The battle of words between Google and China continues to heat up, as Chinese officials continue to deny allegations by the internet search giant claiming that a series of recent attacks exploting a vulnerability in Internet Explorer originated from China. Publications such as China Daily have run a series of editorials criticizing Google's threat to pull business from China. However, these editorials have paid little, if any, attention to the actual details of the attacks.

Instead, China's Foreign Ministry spokesperson Ma Zhaoxu declared that Google should expect  "no exception" to China's policies and that "foreign companies in China should respect the laws and regulations" and "respect the public interest of Chinese people and China's culture and customs." Tough talk aside, Google has confirmed the begining of negotiations with the Chinese government regarding the censoring of search results and the company's apparent willingness to shut down operations in China.

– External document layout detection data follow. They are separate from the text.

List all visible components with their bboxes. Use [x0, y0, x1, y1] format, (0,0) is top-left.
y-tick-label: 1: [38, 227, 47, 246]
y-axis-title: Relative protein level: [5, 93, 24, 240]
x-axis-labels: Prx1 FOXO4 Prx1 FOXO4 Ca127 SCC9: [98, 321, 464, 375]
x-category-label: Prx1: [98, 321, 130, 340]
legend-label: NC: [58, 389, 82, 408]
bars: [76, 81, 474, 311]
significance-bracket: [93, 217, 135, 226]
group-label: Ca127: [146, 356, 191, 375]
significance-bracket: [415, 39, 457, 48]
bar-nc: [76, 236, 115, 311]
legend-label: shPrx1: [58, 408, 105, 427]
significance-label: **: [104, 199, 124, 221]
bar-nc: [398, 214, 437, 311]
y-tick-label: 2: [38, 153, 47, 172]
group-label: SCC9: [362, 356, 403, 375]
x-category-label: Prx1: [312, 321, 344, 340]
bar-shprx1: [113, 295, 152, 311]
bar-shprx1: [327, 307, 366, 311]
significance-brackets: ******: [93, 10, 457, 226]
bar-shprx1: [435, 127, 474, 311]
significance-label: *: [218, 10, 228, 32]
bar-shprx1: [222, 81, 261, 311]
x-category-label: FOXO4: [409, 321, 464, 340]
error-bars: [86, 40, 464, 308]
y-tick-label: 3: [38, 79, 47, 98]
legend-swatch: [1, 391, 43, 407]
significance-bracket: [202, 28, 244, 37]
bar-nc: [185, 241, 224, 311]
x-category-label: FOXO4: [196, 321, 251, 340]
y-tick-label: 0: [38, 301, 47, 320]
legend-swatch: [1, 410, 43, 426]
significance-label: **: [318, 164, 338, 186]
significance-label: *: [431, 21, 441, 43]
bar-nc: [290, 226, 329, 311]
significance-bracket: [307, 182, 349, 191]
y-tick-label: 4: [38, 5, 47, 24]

Taking more of an investigative approach, Joe Stewart, director of malware research for managed security company SecureWorks, analyzed the code in the backdoor trojan that the attack dropped. Called Hydraq by anti-malware companies, it contained debugger symbol file paths called Aurora, which is what gave the project its name in the information security community.

The debugger that Stewart used found a cyclic redundancy check (CRC) – a common algorithm designed to ensure that code is still intact after it has been transferred. But the data used by this algorithm was simpler than many others. By searching online for source code with similar data (called constants), Stewart tracked down a single instance that produced the same output.

"Perhaps the most interesting aspect of this source code sample is that it is of Chinese origin, released as part of a Chinese-language paper on optimizing CRC algorithms for use in microcontrollers," Stewart said, adding that searches show the code appears to be entirely unknown outside of China.

Stewart also found identifiers in the code suggesting that English-language systems had been used to compile it, although he added that these identifiers could have been edited later.

Certain elements of the code appear to have been in development since 2006, Stewart said. "This date is only a year or so after the Titan Rain attacks, which largely used widely available trojans that were already known to antivirus companies," Stewart noted. "As a result of using completely original code and then only in highly targeted attacks, the Aurora code seems to have escaped detection for quite some time."

Titan Rain was a co-ordinated attack on US computers, originating from China, that took place from 2003.